Have we really thought through our role with these patients? Are we teachers? Are we advocates? Or, are we merely a means to an end? Here is where I am coming from. I have been a gastrointestinal nurse for almost 20 years and the caretaker of a family member with a PEG, and this experience really opened my eyes to how little we truly provide to our patients with a PEG. We think that the physician's office will set them up with a home health provider who will do all the instructing and answer all the questions the family may have. Guess what? That is wrong!! The patient's family gets minimal instruction on the feedings and even less instruction on care. When my father had his PEG, he would complain of pain every time you would touch it. Of course, being a good gastrointestinal nurse, I asked my gastroenterologist, "Can this be true?" His answer was "yes"; in a small number of patients, they develop hypersensitivity at the site and have true pain when the tube is moved.


So now come the questions.
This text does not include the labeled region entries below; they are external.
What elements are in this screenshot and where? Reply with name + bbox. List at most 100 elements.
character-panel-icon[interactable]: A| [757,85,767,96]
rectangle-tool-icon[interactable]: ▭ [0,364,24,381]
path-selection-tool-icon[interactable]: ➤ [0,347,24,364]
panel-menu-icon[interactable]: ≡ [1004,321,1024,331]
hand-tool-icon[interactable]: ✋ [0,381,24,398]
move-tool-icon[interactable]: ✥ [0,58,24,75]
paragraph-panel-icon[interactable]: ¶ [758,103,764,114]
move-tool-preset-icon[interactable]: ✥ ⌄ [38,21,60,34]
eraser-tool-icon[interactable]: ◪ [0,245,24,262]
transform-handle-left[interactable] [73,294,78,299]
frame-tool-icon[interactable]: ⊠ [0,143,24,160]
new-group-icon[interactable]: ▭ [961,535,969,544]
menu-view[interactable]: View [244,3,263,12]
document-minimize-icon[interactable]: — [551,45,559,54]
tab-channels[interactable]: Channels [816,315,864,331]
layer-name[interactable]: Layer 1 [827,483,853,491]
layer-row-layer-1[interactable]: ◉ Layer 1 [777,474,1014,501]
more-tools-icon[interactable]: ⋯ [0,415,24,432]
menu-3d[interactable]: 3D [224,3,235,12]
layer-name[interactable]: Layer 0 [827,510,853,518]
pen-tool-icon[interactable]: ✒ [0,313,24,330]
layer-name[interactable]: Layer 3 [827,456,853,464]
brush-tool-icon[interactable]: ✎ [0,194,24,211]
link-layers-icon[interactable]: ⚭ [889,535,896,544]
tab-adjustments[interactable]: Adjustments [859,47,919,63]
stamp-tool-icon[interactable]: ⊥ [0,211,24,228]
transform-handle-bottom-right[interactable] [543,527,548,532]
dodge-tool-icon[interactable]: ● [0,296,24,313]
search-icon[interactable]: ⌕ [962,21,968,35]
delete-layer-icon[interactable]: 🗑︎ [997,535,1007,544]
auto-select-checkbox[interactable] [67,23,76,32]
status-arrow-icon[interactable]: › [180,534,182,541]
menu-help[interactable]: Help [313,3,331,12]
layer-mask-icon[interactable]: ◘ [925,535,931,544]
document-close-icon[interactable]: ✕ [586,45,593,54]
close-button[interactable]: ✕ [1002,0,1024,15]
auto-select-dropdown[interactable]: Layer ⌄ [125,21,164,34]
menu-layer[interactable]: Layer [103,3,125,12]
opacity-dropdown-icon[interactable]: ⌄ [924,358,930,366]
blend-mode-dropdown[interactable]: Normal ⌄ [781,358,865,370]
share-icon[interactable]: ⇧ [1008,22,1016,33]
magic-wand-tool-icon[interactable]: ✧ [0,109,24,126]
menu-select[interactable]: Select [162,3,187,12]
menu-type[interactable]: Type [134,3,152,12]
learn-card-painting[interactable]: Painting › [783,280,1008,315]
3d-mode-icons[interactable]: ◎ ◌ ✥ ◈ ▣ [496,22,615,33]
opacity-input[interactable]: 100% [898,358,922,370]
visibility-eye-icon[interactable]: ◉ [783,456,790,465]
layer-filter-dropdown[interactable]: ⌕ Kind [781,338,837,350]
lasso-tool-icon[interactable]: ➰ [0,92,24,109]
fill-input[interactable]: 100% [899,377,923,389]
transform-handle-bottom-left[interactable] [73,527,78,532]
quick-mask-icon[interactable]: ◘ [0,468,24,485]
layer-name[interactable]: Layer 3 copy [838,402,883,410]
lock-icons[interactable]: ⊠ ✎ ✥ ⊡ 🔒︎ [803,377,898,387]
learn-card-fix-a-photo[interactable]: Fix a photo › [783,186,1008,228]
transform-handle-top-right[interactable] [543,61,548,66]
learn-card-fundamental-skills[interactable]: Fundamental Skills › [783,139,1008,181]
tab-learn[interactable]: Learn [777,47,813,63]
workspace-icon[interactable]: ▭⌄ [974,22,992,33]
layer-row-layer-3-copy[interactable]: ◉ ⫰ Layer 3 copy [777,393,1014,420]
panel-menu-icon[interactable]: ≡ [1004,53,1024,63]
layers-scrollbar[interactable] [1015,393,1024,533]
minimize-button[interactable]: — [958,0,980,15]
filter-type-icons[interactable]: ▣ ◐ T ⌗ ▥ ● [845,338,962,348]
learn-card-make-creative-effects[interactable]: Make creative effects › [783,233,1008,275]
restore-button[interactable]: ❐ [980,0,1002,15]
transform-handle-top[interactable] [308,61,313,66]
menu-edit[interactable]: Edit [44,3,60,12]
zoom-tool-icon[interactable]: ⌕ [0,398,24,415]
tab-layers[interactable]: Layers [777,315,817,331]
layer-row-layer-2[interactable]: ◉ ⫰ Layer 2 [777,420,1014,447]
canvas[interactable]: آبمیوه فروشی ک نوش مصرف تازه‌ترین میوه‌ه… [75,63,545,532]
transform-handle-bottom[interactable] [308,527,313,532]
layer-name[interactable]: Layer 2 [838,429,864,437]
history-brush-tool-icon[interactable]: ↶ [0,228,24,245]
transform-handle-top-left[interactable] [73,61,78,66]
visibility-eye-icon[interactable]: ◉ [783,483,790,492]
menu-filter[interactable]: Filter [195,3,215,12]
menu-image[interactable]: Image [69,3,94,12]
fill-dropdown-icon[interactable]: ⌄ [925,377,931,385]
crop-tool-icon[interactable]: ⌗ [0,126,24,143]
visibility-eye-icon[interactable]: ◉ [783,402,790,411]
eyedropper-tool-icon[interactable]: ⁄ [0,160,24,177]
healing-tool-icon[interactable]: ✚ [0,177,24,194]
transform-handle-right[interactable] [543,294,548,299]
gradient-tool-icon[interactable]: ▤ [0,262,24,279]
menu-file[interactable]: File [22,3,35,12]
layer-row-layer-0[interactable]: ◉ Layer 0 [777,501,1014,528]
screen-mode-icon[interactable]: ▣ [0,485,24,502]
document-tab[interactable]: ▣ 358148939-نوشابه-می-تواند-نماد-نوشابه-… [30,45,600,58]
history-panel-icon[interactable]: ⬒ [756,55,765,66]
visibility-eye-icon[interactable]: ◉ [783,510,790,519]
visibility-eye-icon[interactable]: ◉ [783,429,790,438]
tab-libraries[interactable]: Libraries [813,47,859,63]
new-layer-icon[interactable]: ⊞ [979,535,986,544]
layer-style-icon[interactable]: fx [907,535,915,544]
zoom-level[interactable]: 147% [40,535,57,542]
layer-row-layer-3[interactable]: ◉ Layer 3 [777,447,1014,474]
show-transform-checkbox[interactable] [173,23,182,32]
How do I handle a PEG tube so as not to cause pain, especially when feeding? No one could answer my question nor could I find very much about it on the Web. So through trial and error, we learned a way to handle his tube without causing him pain. Next came the cleaning of the site-oh, was that fun!! Can you see where I am going with this? We need to be more proactive in the long-term care of our patients with PEGs.


In my department, we developed a simple instruction sheet that explains every type of feeding, how to clean the site, how to handle a clogged tube, and who to call if the patient just has a question. We give out our department number, and patients and families are told not to hesitate to call us. They are told that we are here to help in any way we can to make this a less stressful situation as possible. That is what we are here for, isn't it?


I challenge you to assess what your department is doing to help PEG patients. Maybe you can be the one to start a program to help these patients. Or, maybe you can see if there is something already known that has not been adequately incorporated into your protocol. Either way, these patients need us to truly be their advocate, teacher, and a means to an end-an end that means fewer trips to the emergency room for tube problems or to the endoscopy unit to have their PEG replaced; fewer intravenous sticks, antibiotics, times under sedation, being afraid, or feeling like a failure because they could not care for their loved one properly because of PEG tube problems. It truly is time for us to speak up.